Gay map of Sydney
JEREMY: I was actually at work at MCA and I had done a sort of scribble on the back of my clipboard while I was at work, and the drawing was an idea I had of projecting an image of Sydney, based on my personal experience, as a gay millennial in the city. The idea that, you know, everyone has a personal map of the city. They all have personal stories, there are different levels to the city.
So in my research, I did a lot of research on Mappa Mundis, which is Latin for "map of everything". And they're medieval maps that would actually have Jerusalem at the centre. The north would actually be east, and there'd be a map of everything, the whole world, as was known at the time by the cartographers.
And this map was not a geographic map. It was not intended to get from point A to B. It was almost a psychological, spiritual, metaphysical map of the whole world. So you'd have, drawings of monsters and creatures on the edge of the map. You'd have images of religious iconography within the work.
And I thought that really spoke to the idea of what maps can actually be, apart from being locational tools, they can actually be narratives and poetically expressing aspects of our world, and map makers are like narrators. And so it's this idea that no map can tell all truth, because every map is selective in what it includes and what it leaves out.
And in particular, I've wanted to create artworks that can tell a story very quickly.

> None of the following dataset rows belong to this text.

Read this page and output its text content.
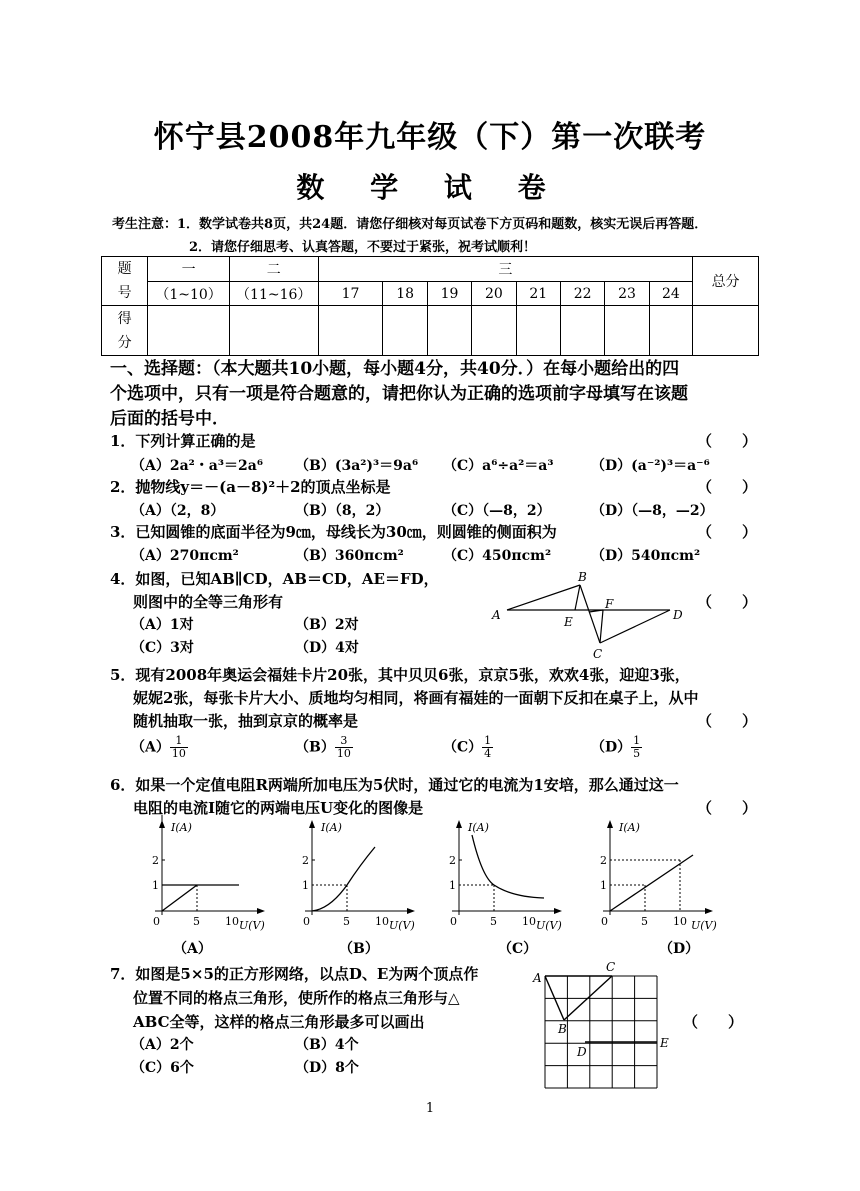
怀宁县2008年九年级（下）第一次联考
数 学 试 卷
考生注意：1．数学试卷共8页，共24题．请您仔细核对每页试卷下方页码和题数，核实无误后再答题．
2．请您仔细思考、认真答题，不要过于紧张，祝考试顺利！
题号	一	二	三								总分
	（1~10）	（11~16）	17	18	19	20	21	22	23	24	
得分											
一、选择题：（本大题共10小题，每小题4分，共40分．）在每小题给出的四
个选项中，只有一项是符合题意的，请把你认为正确的选项前字母填写在该题
后面的括号中．
1．下列计算正确的是	（　　）
（A）2a²・a³＝2a⁶ （B）(3a²)³＝9a⁶ （C）a⁶÷a²＝a³	（D）(a⁻²)³＝a⁻⁶
2．抛物线y＝－(a－8)²＋2的顶点坐标是	（　　）
（A）（2，8）	（B）（8，2）	（C）（—8，2）	（D）（—8，—2）
3．已知圆锥的底面半径为9㎝，母线长为30㎝，则圆锥的侧面积为	（　　）
（A）270πcm²	（B）360πcm²	（C）450πcm²	（D）540πcm²
4．如图，已知AB∥CD，AB＝CD，AE＝FD，
则图中的全等三角形有	（　　）
（A）1对	（B）2对
（C）3对	（D）4对
A
B
C
D
E
F
5．现有2008年奥运会福娃卡片20张，其中贝贝6张，京京5张，欢欢4张，迎迎3张，
妮妮2张，每张卡片大小、质地均匀相同，将画有福娃的一面朝下反扣在桌子上，从中
随机抽取一张，抽到京京的概率是	（　　）
$(A) \frac{1}{10}$	$(B) \frac{3}{10}$	$(C) \frac{1}{4}$	$(D) \frac{1}{5}$
6．如果一个定值电阻R两端所加电压为5伏时，通过它的电流为1安培，那么通过这一
电阻的电流I随它的两端电压U变化的图像是	（　　）
I(A)
2
1
0	5 10 U(V)
（A）
I(A)
2
1
0	5 10 U(V)
（B）
I(A)
2
1
0	5 10 U(V)
（C）
I(A)
2
1
0	5 10 U(V)
（D）
7．如图是5×5的正方形网络，以点D、E为两个顶点作
位置不同的格点三角形，使所作的格点三角形与△
ABC全等，这样的格点三角形最多可以画出	（　　）
（A）2个	（B）4个
（C）6个	（D）8个
A
B
C
D
E
1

And so by using just phrases or words, linked visually to places, you can tell a very broad story with very few words.
Within the gay community stereotypes play a very big role in quick categorisation.
There's an idea of, sub-communities.
There's also the idea of, you know, winking knowledge that there are certain things that are presumed or within the community, are sort of commonly known. Whether or not that they're individually accurate, they sometimes often have an element of truth to them, which can be confronting.
A lot of the words, I think I've picked up in my life. A lot of the areas came personally from me hooking up with people through Grindr. There are areas of Sydney I have never been to, (LAUGHS) and I am purely projecting. But I've lived in the city my whole life.
My family's lived here for three generations, so I know the city fairly well. But again, a lot of it was created with the intention of being humorous. But I think that humour often can hide greater truths, and it's easier to access a great truth through humour than potentially, political manifesto or being more direct.